Last week I interviewed my Mum, Cherie about her experiences with watching television as she was growing up. I had the opportunity to gain insights into her favourite TV shows, her most admirable characters, where she sat, who she watched TV with and how it made her feel. As a research technique, this can be seen as a form of collaborative ethnography.
Ethnography simply means an insider’s view into people and cultures. Using the research conducted for my last blog post, Cherie was the insider and we as the audience were able to grasp a sense of what television was like growing up in the 70’s and 80’s. Ethnography is Collaborative and reciprocal, meaning that a shared and almost conversational form of research is conducted, where both the researcher/interviewer and the talent or ‘insider’ are engaged.
I wanted to find out how Cherie felt about the experience, and if she thought this style of research was successful. Obviously it being my mother, a collaborative situation was inevitable to begin with. “It wasn’t like a typical interview where you were after facts and statistics, you were asking personal questions about the space, how the TV made me feel, what shows I liked to watch a why – it was like I was reminiscing my childhood with an old friend.”
In Eric Lasseter’s report “Defining Collaborative Ethnography”, he describes collaborative ethnography by – ‘It invites commentary from our consultants and seeks to make that commentary overtly part of the ethnographic text as it develops.’ When comparing this with the ‘study’ I did into my mum’s television experiences, this can be true. Why and how were prominent in the evaluation process.
In contrast, a research paper conducted by Oztam ‘Australian Multi Screen Report’, was a very quantitative analysis. Its findings revealed facts like ‘22.158 million Australians watched at least some broadcast television each month during Q1 2015.’ However it failed to ask what TV shows people watched; or why they watched TV; why they watched the particular show for; how did it make them feel; where they watched television; or if it affected their everyday life in one way or another. There was no reciprocation or collaborative discussion. Only facts. How much can purely facts a statistics truly tell us?
Lasseter uses personal encounters and previous experiences to articulate the importance or collaborative ethnography and how it can be used to study the media in homes.

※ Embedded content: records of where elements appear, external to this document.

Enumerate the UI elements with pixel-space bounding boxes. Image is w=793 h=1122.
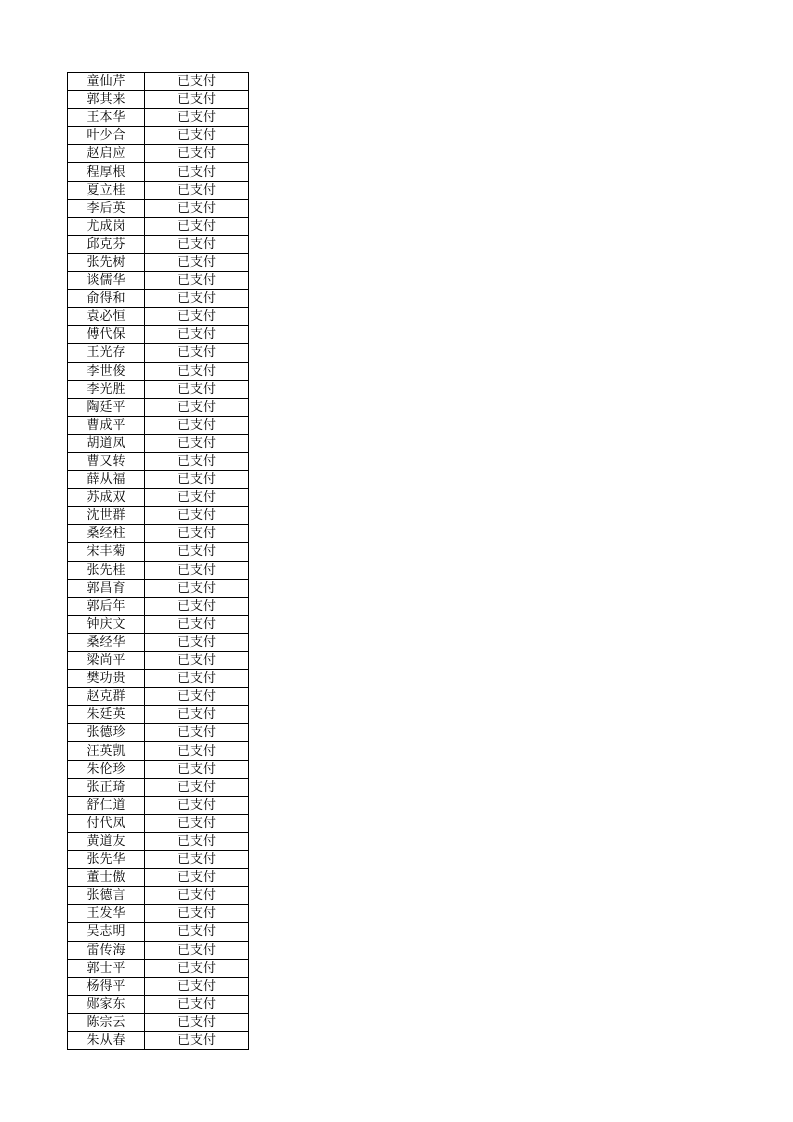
name-cell: 宋丰菊 bbox=[68, 543, 145, 561]
name-cell: 张德珍 bbox=[68, 724, 145, 742]
table-row bbox=[68, 778, 249, 796]
status-cell: 已支付 bbox=[145, 760, 249, 778]
status-cell: 已支付 bbox=[145, 579, 249, 597]
table-row bbox=[68, 362, 249, 380]
name-cell: 王光存 bbox=[68, 344, 145, 362]
table-row bbox=[68, 471, 249, 489]
status-cell: 已支付 bbox=[145, 742, 249, 760]
status-cell: 已支付 bbox=[145, 452, 249, 470]
table-row bbox=[68, 923, 249, 941]
name-cell: 夏立桂 bbox=[68, 181, 145, 199]
status-cell: 已支付 bbox=[145, 543, 249, 561]
status-cell: 已支付 bbox=[145, 887, 249, 905]
status-cell: 已支付 bbox=[145, 597, 249, 615]
status-cell: 已支付 bbox=[145, 127, 249, 145]
status-cell: 已支付 bbox=[145, 91, 249, 109]
name-cell: 叶少合 bbox=[68, 127, 145, 145]
status-cell: 已支付 bbox=[145, 362, 249, 380]
table-row bbox=[68, 308, 249, 326]
table-row bbox=[68, 507, 249, 525]
status-cell: 已支付 bbox=[145, 326, 249, 344]
status-cell: 已支付 bbox=[145, 796, 249, 814]
table-row bbox=[68, 290, 249, 308]
table-row bbox=[68, 760, 249, 778]
name-cell: 张先树 bbox=[68, 253, 145, 271]
status-cell: 已支付 bbox=[145, 688, 249, 706]
table-row bbox=[68, 905, 249, 923]
name-cell: 付代凤 bbox=[68, 814, 145, 832]
table-row bbox=[68, 887, 249, 905]
status-cell: 已支付 bbox=[145, 290, 249, 308]
status-cell: 已支付 bbox=[145, 977, 249, 995]
name-cell: 雷传海 bbox=[68, 941, 145, 959]
name-cell: 陈宗云 bbox=[68, 1013, 145, 1031]
table-row bbox=[68, 326, 249, 344]
name-cell: 董士傲 bbox=[68, 869, 145, 887]
status-cell: 已支付 bbox=[145, 561, 249, 579]
status-cell: 已支付 bbox=[145, 778, 249, 796]
table-row bbox=[68, 217, 249, 235]
status-cell: 已支付 bbox=[145, 163, 249, 181]
status-cell: 已支付 bbox=[145, 308, 249, 326]
name-cell: 袁必恒 bbox=[68, 308, 145, 326]
status-cell: 已支付 bbox=[145, 814, 249, 832]
name-cell: 谈儒华 bbox=[68, 272, 145, 290]
name-cell: 尤成岗 bbox=[68, 217, 145, 235]
status-cell: 已支付 bbox=[145, 507, 249, 525]
payment-table bbox=[67, 72, 249, 1050]
status-cell: 已支付 bbox=[145, 471, 249, 489]
status-cell: 已支付 bbox=[145, 145, 249, 163]
table-row bbox=[68, 869, 249, 887]
name-cell: 童仙芹 bbox=[68, 73, 145, 91]
table-row bbox=[68, 652, 249, 670]
table-row bbox=[68, 434, 249, 452]
status-cell: 已支付 bbox=[145, 217, 249, 235]
status-cell: 已支付 bbox=[145, 724, 249, 742]
name-cell: 钟庆文 bbox=[68, 615, 145, 633]
table-row bbox=[68, 977, 249, 995]
status-cell: 已支付 bbox=[145, 109, 249, 127]
status-cell: 已支付 bbox=[145, 1013, 249, 1031]
status-cell: 已支付 bbox=[145, 1031, 249, 1049]
table-row bbox=[68, 272, 249, 290]
name-cell: 桑经柱 bbox=[68, 525, 145, 543]
name-cell: 黄道友 bbox=[68, 832, 145, 850]
status-cell: 已支付 bbox=[145, 706, 249, 724]
table-row bbox=[68, 597, 249, 615]
table-row bbox=[68, 398, 249, 416]
status-cell: 已支付 bbox=[145, 73, 249, 91]
status-cell: 已支付 bbox=[145, 344, 249, 362]
status-cell: 已支付 bbox=[145, 995, 249, 1013]
name-cell: 傅代保 bbox=[68, 326, 145, 344]
status-cell: 已支付 bbox=[145, 380, 249, 398]
status-cell: 已支付 bbox=[145, 434, 249, 452]
name-cell: 梁尚平 bbox=[68, 652, 145, 670]
status-cell: 已支付 bbox=[145, 199, 249, 217]
status-cell: 已支付 bbox=[145, 181, 249, 199]
table-row bbox=[68, 380, 249, 398]
status-cell: 已支付 bbox=[145, 832, 249, 850]
table-row bbox=[68, 688, 249, 706]
name-cell: 薛从福 bbox=[68, 471, 145, 489]
table-row bbox=[68, 452, 249, 470]
name-cell: 吴志明 bbox=[68, 923, 145, 941]
name-cell: 桑经华 bbox=[68, 633, 145, 651]
table-row bbox=[68, 543, 249, 561]
table-row bbox=[68, 253, 249, 271]
status-cell: 已支付 bbox=[145, 416, 249, 434]
name-cell: 郭后年 bbox=[68, 597, 145, 615]
table-row bbox=[68, 561, 249, 579]
table-row bbox=[68, 995, 249, 1013]
table-row bbox=[68, 127, 249, 145]
name-cell: 郭士平 bbox=[68, 959, 145, 977]
table-row bbox=[68, 1013, 249, 1031]
name-cell: 郧家东 bbox=[68, 995, 145, 1013]
name-cell: 邱克芬 bbox=[68, 235, 145, 253]
status-cell: 已支付 bbox=[145, 670, 249, 688]
status-cell: 已支付 bbox=[145, 489, 249, 507]
name-cell: 朱从春 bbox=[68, 1031, 145, 1049]
table-row bbox=[68, 851, 249, 869]
status-cell: 已支付 bbox=[145, 869, 249, 887]
table-row bbox=[68, 163, 249, 181]
name-cell: 胡道凤 bbox=[68, 434, 145, 452]
status-cell: 已支付 bbox=[145, 941, 249, 959]
status-cell: 已支付 bbox=[145, 905, 249, 923]
status-cell: 已支付 bbox=[145, 652, 249, 670]
name-cell: 李世俊 bbox=[68, 362, 145, 380]
table-row bbox=[68, 525, 249, 543]
name-cell: 俞得和 bbox=[68, 290, 145, 308]
status-cell: 已支付 bbox=[145, 398, 249, 416]
name-cell: 朱伦珍 bbox=[68, 760, 145, 778]
table-row bbox=[68, 489, 249, 507]
name-cell: 王发华 bbox=[68, 905, 145, 923]
name-cell: 李光胜 bbox=[68, 380, 145, 398]
table-row bbox=[68, 73, 249, 91]
name-cell: 赵克群 bbox=[68, 688, 145, 706]
table-row bbox=[68, 670, 249, 688]
status-cell: 已支付 bbox=[145, 615, 249, 633]
name-cell: 苏成双 bbox=[68, 489, 145, 507]
name-cell: 郭昌育 bbox=[68, 579, 145, 597]
status-cell: 已支付 bbox=[145, 851, 249, 869]
status-cell: 已支付 bbox=[145, 923, 249, 941]
table-row bbox=[68, 579, 249, 597]
name-cell: 程厚根 bbox=[68, 163, 145, 181]
table-row bbox=[68, 344, 249, 362]
name-cell: 陶廷平 bbox=[68, 398, 145, 416]
table-row bbox=[68, 706, 249, 724]
table-row bbox=[68, 832, 249, 850]
name-cell: 朱廷英 bbox=[68, 706, 145, 724]
name-cell: 王本华 bbox=[68, 109, 145, 127]
name-cell: 沈世群 bbox=[68, 507, 145, 525]
table-row bbox=[68, 181, 249, 199]
table-row bbox=[68, 1031, 249, 1049]
name-cell: 舒仁道 bbox=[68, 796, 145, 814]
name-cell: 杨得平 bbox=[68, 977, 145, 995]
status-cell: 已支付 bbox=[145, 235, 249, 253]
table-row bbox=[68, 941, 249, 959]
status-cell: 已支付 bbox=[145, 272, 249, 290]
table-row bbox=[68, 145, 249, 163]
status-cell: 已支付 bbox=[145, 525, 249, 543]
name-cell: 曹成平 bbox=[68, 416, 145, 434]
name-cell: 郭其来 bbox=[68, 91, 145, 109]
table-row bbox=[68, 796, 249, 814]
table-row bbox=[68, 724, 249, 742]
name-cell: 曹又转 bbox=[68, 452, 145, 470]
table-row bbox=[68, 633, 249, 651]
name-cell: 汪英凯 bbox=[68, 742, 145, 760]
table-row bbox=[68, 91, 249, 109]
table-row bbox=[68, 814, 249, 832]
name-cell: 樊功贵 bbox=[68, 670, 145, 688]
name-cell: 李后英 bbox=[68, 199, 145, 217]
table-row bbox=[68, 199, 249, 217]
table-row bbox=[68, 959, 249, 977]
name-cell: 赵启应 bbox=[68, 145, 145, 163]
name-cell: 张德言 bbox=[68, 887, 145, 905]
name-cell: 张正琦 bbox=[68, 778, 145, 796]
status-cell: 已支付 bbox=[145, 959, 249, 977]
status-cell: 已支付 bbox=[145, 633, 249, 651]
table-row bbox=[68, 615, 249, 633]
table-row bbox=[68, 742, 249, 760]
table-body bbox=[68, 73, 249, 1050]
name-cell: 张先华 bbox=[68, 851, 145, 869]
table-row bbox=[68, 109, 249, 127]
name-cell: 张先桂 bbox=[68, 561, 145, 579]
table-row bbox=[68, 235, 249, 253]
status-cell: 已支付 bbox=[145, 253, 249, 271]
table-row bbox=[68, 416, 249, 434]
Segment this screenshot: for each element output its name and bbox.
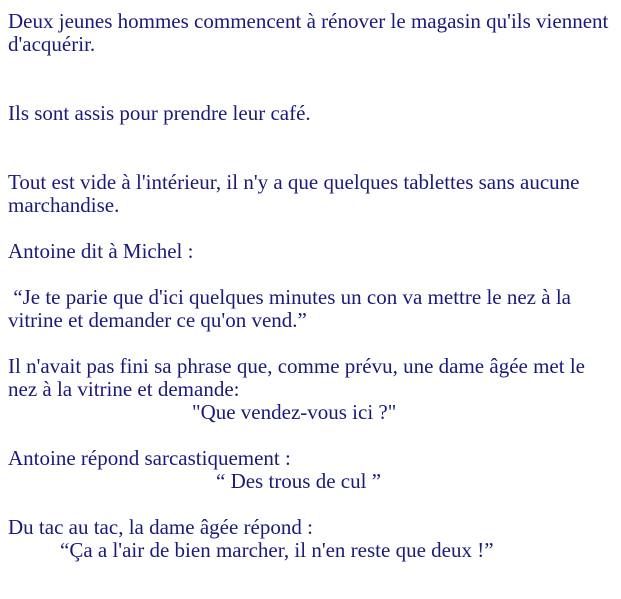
document-body [8,10,613,562]
quote-punchline: “Ça a l'air de bien marcher, il n'en reste que deux !” [60,538,494,562]
paragraph-lady-replies: Du tac au tac, la dame âgée répond : [8,515,313,539]
spacer [8,493,613,516]
spacer [8,125,613,171]
paragraph-intro: Deux jeunes hommes commencent à rénover le magasin qu'ils viennent d'acquérir. [8,9,609,56]
paragraph-empty-store: Tout est vide à l'intérieur, il n'y a que quelques tablettes sans aucune marchandise. [8,170,580,217]
paragraph-antoine-replies: Antoine répond sarcastiquement : [8,446,291,470]
paragraph-coffee: Ils sont assis pour prendre leur café. [8,101,311,125]
paragraph-antoine-says: Antoine dit à Michel : [8,239,194,263]
spacer [8,217,613,240]
paragraph-old-lady: Il n'avait pas fini sa phrase que, comme prévu, une dame âgée met le nez à la vitrine et demande: [8,354,585,401]
spacer [8,332,613,355]
spacer [8,263,613,286]
quote-what-do-you-sell: "Que vendez-vous ici ?" [192,400,397,424]
spacer [8,56,613,102]
quote-sarcastic-answer: “ Des trous de cul ” [216,469,382,493]
spacer [8,424,613,447]
paragraph-bet-quote: “Je te parie que d'ici quelques minutes un con va mettre le nez à la vitrine et demander ce qu'on vend.” [8,285,577,332]
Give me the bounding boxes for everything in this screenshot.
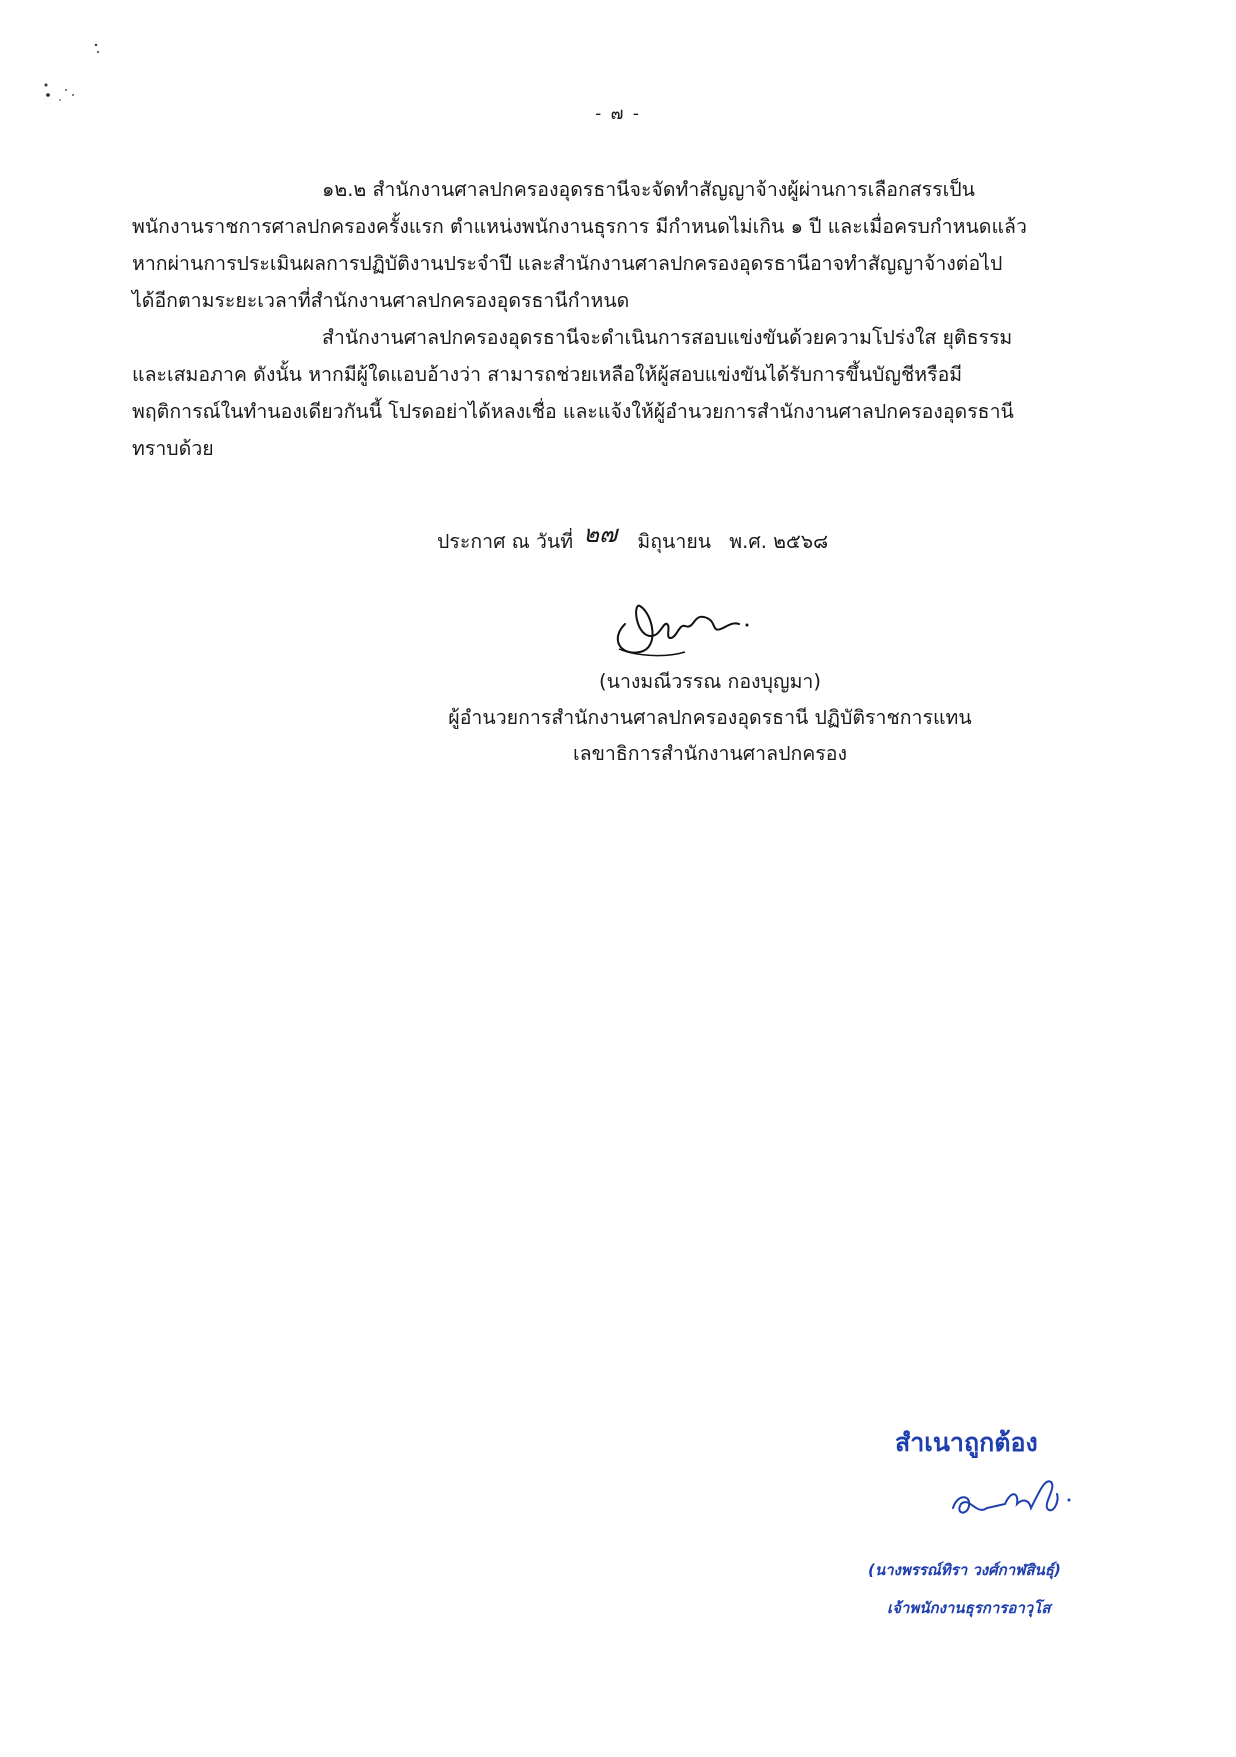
paragraph-line: ทราบด้วย — [132, 437, 214, 460]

Not only does this type of research allow for first-hand information that rewards the ‘interviewer’, it also can be rewarding for the participant. This may be through re-living exciting moments, or being able to share a story that may teach a lesson or inspire somebody else. ‘I recognize, of course, that these ethnographic projects are limited in their experience and scope, but each venture has taught me something new about realizing a more collaborative ethnography.’
For my last blog post, Cherie expressed to me that her favourite TV character of all time was Samantha from bewitched and that everything about her from the way she dressed to how she spoke inspired my Mum and made her want to be just like her. This type of information could never have been gained through standard quantitative research. We may have been able to conclude that a number of people watched bewitched or remembered watching it growing up, but we could have never understood how it made people in this era feel towards the show, or towards television and television watching in the home in general.